ClC-5 with Megalin (LRP2), Cubilin, Disabled 2 (Dab2) and Amnionless (AMN) is part of the molecular complex involved at proximal tubular level in albumin endocytosis. LRP2, Cubilin and ClC-5 expression in podocytes of human renal biopsies was been already reported. Moreover, it was demonstrated that podocytes are able to perform albumin endocytosis.
Aims of this study were to explore the presence of the tubular endocytic machinery components in human podocytes in vitro and to evaluate whether albumin modulates this system.
By immunofluorescence we evaluated the presence of ClC-5, LRP2, Cubilin, Dab2 and AMN in human podocytes cultured in standard condition and stimulated with FITC-BSA (10µg/ml).

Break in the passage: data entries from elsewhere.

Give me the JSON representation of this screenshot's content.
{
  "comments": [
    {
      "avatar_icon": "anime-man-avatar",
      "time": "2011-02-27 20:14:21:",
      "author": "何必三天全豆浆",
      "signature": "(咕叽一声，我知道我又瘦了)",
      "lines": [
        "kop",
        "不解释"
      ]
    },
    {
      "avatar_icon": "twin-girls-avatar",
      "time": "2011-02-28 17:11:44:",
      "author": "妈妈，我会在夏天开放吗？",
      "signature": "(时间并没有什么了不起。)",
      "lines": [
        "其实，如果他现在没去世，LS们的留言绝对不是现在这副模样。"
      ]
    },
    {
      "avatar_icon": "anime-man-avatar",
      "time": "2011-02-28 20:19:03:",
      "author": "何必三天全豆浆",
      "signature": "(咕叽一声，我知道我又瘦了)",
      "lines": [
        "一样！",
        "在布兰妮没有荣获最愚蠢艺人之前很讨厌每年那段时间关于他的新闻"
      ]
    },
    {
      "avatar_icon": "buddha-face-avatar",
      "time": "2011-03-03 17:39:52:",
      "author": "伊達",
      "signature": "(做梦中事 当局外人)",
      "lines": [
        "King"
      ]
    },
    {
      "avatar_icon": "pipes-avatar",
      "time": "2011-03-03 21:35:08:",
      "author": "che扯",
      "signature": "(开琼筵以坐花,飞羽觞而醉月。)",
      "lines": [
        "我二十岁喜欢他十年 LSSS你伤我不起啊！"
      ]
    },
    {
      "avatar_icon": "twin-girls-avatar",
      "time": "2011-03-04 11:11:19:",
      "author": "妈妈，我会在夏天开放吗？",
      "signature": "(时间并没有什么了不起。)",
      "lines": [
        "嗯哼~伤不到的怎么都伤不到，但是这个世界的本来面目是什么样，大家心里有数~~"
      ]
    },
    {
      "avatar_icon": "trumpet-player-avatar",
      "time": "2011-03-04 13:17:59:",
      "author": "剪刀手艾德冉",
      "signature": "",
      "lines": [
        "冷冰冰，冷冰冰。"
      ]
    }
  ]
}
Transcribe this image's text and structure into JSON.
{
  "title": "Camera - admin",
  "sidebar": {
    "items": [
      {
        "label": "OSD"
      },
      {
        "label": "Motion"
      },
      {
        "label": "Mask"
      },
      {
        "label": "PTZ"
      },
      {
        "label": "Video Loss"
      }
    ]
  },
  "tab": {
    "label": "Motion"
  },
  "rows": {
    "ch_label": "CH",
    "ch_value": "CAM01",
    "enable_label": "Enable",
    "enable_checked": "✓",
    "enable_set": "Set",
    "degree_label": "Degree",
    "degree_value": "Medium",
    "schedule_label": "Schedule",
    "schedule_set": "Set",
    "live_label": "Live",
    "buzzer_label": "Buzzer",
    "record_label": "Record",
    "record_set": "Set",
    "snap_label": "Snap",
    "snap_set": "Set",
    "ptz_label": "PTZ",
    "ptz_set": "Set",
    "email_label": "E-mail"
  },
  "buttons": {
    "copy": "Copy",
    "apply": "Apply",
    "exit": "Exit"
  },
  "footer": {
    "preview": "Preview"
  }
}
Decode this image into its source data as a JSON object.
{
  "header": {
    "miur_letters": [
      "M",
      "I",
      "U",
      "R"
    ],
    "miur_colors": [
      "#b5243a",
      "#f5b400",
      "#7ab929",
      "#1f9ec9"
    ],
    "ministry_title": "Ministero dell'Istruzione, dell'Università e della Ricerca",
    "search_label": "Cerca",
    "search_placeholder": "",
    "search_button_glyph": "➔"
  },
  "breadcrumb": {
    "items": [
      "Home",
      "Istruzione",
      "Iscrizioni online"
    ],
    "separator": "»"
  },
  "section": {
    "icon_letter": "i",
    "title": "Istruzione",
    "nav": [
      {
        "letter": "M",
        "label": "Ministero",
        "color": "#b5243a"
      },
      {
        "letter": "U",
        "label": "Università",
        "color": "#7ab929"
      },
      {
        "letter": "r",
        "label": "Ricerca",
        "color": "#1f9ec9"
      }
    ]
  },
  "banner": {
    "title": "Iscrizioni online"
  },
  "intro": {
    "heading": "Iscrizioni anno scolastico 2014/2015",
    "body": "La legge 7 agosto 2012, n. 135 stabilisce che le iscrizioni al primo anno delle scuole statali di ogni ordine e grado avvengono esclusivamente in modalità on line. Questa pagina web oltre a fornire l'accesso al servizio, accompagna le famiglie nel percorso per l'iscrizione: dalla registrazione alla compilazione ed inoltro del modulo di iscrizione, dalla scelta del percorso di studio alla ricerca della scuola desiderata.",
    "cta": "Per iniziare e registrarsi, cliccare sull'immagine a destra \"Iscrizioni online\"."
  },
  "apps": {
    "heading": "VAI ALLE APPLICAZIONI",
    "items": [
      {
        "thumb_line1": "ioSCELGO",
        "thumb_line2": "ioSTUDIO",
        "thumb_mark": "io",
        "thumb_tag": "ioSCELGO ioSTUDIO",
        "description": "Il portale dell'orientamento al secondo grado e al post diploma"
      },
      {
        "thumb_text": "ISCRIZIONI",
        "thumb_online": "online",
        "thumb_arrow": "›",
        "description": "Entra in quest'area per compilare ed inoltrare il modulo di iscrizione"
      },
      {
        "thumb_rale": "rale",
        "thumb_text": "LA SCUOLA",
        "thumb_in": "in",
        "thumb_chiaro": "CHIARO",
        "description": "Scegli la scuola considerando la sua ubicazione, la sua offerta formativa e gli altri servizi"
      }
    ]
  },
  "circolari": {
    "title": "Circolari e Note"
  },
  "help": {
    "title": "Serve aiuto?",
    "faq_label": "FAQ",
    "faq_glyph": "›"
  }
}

By time lapse experiments with FITC-BSA (10µg/ml) we verified the presence of an uptake mechanism.
We evaluated the uptake kinetic stimulating podocytes with BSA at different time (30 min, 2h) and doses (10µg/ml, 100µg/ml and 1mg/ml) at 4 and 37°C.
Finally, we stimulated human podocytes with increasing concentrations of BSA (range 10µg/ml - 30mg/ml) and evaluated the expression of the endocytic machinery components at different time points (2, 4, 8, 24, 48 and 72 hours) by Real Time PCR.
We confirmed the presence of the endocytic machinery in human podocytes and observed the co-localization of LRP2 and Cubilin with FITC-BSA.
Albumin internalization in podocytes was detected from 1 to 16 hours with an uptake kinetic typically receptor-mediated.
In proteinuric environment (10 and 30mg/ml of albumin) a significant time and dose dependent increase in CLCN5, CUBILIN and AMN expression was found.
In conclusion, we confirmed in human podocytes the presence of albumin uptake process mediated by the typical tubular endocytic machinery.
Moreover, we demonstrated that protein overload upregulates CLCN5, CUBILIN and AMN.
Taken together these results support the idea of a partnership between tubular and glomerular cells in albumin uptake, via the same mechanism of internalization.